Waiting for the kingdom is an experience of keeping the Watch with Jesus through out the lonely hours of the night as Maundsly Thursday transitions into Good Friday.
It’s 1pm on Good Friday and I am awakening after four hours of fitful and intense sleep following the long night’s Watch with Jesus in the Garden of Gethsemane. In our Anglican Liturgical Tradition watching is enacted symbolically before Jesus’ sacramental presence placed in the symbolic Gethsemane, a corner of the Church which remains decorated with flower, silks and linens, lit with lamps and lights in the midst of an otherwise interior stripped bear of its usual ornament.
What is Jesus watching – waiting for? What is he inviting us to watch and wait with him for? The answer is: Jesus is watching for the emerging contours of the Kingdom of God. Contours, emerging into reality, anxious minute by anxious minute, long hour by long hour.

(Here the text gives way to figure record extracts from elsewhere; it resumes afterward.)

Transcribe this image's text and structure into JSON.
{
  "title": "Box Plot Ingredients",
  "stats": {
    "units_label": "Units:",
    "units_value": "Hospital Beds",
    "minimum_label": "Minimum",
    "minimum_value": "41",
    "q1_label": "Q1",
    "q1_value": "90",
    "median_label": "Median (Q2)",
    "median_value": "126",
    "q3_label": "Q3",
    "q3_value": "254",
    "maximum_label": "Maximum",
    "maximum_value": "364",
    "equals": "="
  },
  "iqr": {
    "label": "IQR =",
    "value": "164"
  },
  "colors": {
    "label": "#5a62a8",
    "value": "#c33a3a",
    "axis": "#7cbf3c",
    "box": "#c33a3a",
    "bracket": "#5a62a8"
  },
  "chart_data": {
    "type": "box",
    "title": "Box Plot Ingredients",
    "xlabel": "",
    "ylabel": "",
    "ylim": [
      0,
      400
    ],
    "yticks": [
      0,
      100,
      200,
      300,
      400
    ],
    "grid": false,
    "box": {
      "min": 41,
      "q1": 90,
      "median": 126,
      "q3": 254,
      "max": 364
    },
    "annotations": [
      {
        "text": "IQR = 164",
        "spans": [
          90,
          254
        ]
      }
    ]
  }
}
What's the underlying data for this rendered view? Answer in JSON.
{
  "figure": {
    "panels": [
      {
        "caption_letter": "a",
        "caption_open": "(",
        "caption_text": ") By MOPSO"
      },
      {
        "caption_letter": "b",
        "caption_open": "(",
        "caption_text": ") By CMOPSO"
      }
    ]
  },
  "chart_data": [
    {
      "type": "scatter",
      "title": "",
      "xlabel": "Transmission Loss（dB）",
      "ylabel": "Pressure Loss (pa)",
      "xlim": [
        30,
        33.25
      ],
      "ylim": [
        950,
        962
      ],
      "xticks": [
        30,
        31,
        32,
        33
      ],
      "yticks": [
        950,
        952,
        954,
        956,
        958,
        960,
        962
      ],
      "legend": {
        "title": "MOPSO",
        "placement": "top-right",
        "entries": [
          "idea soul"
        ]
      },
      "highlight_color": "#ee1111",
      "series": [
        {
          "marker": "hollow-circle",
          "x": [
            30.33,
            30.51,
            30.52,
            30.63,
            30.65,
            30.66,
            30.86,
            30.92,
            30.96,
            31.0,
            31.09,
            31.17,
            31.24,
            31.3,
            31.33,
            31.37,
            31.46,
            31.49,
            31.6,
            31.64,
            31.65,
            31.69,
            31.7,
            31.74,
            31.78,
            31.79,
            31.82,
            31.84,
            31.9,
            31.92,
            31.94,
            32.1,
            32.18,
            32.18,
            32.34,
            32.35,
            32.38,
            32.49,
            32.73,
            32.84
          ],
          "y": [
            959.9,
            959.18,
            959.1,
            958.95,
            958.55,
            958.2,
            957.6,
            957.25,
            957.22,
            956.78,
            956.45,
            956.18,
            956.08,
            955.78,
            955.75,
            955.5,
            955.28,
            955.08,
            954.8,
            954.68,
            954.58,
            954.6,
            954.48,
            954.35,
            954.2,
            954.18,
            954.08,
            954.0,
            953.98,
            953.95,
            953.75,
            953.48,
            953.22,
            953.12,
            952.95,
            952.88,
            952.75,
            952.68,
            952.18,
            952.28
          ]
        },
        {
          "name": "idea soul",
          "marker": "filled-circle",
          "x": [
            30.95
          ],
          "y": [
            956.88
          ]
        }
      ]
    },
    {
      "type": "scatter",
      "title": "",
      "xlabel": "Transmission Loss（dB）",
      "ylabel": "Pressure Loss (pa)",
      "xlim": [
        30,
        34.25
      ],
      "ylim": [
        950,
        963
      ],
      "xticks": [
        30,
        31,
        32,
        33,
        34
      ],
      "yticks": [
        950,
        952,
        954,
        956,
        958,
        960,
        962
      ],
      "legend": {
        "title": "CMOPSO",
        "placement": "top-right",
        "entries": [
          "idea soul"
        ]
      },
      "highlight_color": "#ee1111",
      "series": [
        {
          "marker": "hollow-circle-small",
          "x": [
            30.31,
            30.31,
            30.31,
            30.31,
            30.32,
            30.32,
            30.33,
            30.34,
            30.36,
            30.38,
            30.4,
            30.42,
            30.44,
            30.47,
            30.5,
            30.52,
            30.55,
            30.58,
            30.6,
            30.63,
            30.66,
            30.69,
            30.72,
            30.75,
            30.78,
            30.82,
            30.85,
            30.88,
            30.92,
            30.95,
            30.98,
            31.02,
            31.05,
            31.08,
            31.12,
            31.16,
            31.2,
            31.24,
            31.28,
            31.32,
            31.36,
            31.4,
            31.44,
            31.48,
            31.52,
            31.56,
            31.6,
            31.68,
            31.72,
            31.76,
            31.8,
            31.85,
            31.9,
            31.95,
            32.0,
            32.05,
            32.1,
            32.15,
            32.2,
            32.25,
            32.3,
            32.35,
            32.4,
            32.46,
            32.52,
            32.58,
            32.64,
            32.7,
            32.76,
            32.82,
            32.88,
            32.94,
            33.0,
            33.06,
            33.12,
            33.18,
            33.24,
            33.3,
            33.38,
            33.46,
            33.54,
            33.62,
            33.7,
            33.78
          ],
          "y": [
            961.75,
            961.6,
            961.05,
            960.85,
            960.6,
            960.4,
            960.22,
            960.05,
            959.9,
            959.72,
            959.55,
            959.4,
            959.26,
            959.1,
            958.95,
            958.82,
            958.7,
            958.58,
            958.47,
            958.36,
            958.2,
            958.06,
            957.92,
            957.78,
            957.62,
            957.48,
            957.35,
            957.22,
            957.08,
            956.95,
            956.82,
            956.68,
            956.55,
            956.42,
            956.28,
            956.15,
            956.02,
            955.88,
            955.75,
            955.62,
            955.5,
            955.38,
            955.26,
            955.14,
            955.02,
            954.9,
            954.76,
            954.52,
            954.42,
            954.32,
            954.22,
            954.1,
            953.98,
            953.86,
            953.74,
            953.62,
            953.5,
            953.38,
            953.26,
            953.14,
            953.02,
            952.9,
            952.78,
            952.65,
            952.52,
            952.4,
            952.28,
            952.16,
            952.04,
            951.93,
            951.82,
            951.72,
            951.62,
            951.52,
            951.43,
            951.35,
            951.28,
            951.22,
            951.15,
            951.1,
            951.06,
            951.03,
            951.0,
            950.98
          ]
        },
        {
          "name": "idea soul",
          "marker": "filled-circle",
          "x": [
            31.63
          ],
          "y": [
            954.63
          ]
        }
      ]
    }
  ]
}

The Watch, is a confrontation for each of us with our individual experience. I observed some coming for their hour and then leave, a tinge of regret that the relentlessness of life demands takes them away. Others arrived for their allotted time and stayed on, unable to leave. Although, appearing not always clear about what continued to hold them, they communicated the look of those who know they can be no where else for that moment. Still, others came for their allotted time, leave, and then returned, some times more than once throughout the long watch of the night.
That this experience is spiritually purposeful to those companioning me through the long transition from Maundy Thursday to Good Friday is, for me, beyond any doubt! I expect over the coming days some will confide their experience to me, while others will treasure the experience in varying mindsets of palpable incomprehension of the sense of connection, in a moment there and then gone, but never absent.
Yet, what is my sense-making of my own experience of waiting with Jesus, watching for the Kingdom? My spiritual memory locks me into repeating this event each year. Yet, this year, as priest in sole charge, without other priestly colleagues to share the load, I am there because I feel a responsibility for the safety of those who will come and go. This functional explanation helps and hinders me throughout this night. It helps to have a rational explanation for doing something apparently absurd. It hinders me, because it distracts and insulates me from experiencing the pain of my deeper spiritual need to wait, watching without knowing exactly what I wait and watch for.
There are moments when I am able to surrender to that which is just beyond the boundary of my conscious awareness. These are moments of calm. There are many more moments of frustrated agitation, in which to stay is to know that Jesus also is beside himself, agitated by the dawning enormity of what is unfolding for him. The dawning, a double entendre, of the Kingdom makes me desperate. I sit, like some 3rd leg relay runner, gripping the baton at times in the hope of colleagues who will come and take it from me, letting me leave this long and exhausting race. Knowing they will arrive for Morning Prayer at 9am, I hang on only long enough to meet them arriving in the car park as I take flight under the pretext of fatigue. Like the first disciples, eventually I cannot bear any longer the waiting and the watching with Jesus for the coming of the Kingdom.
And yet, as I awaken from the imagined respite of four hours of sleep to repare for the coming Liturgy of Good Friday, even though I taste the bitter ego failure of having taken flight, I know I have seen the Kingdom of God coming through the agency of my Jesus who, sometimes in agitation, other times in calm certainty endures the violence of the kingdom of this world, a violence that implicates me, in order for another kingdom, God’s Kingdom to invite me-in.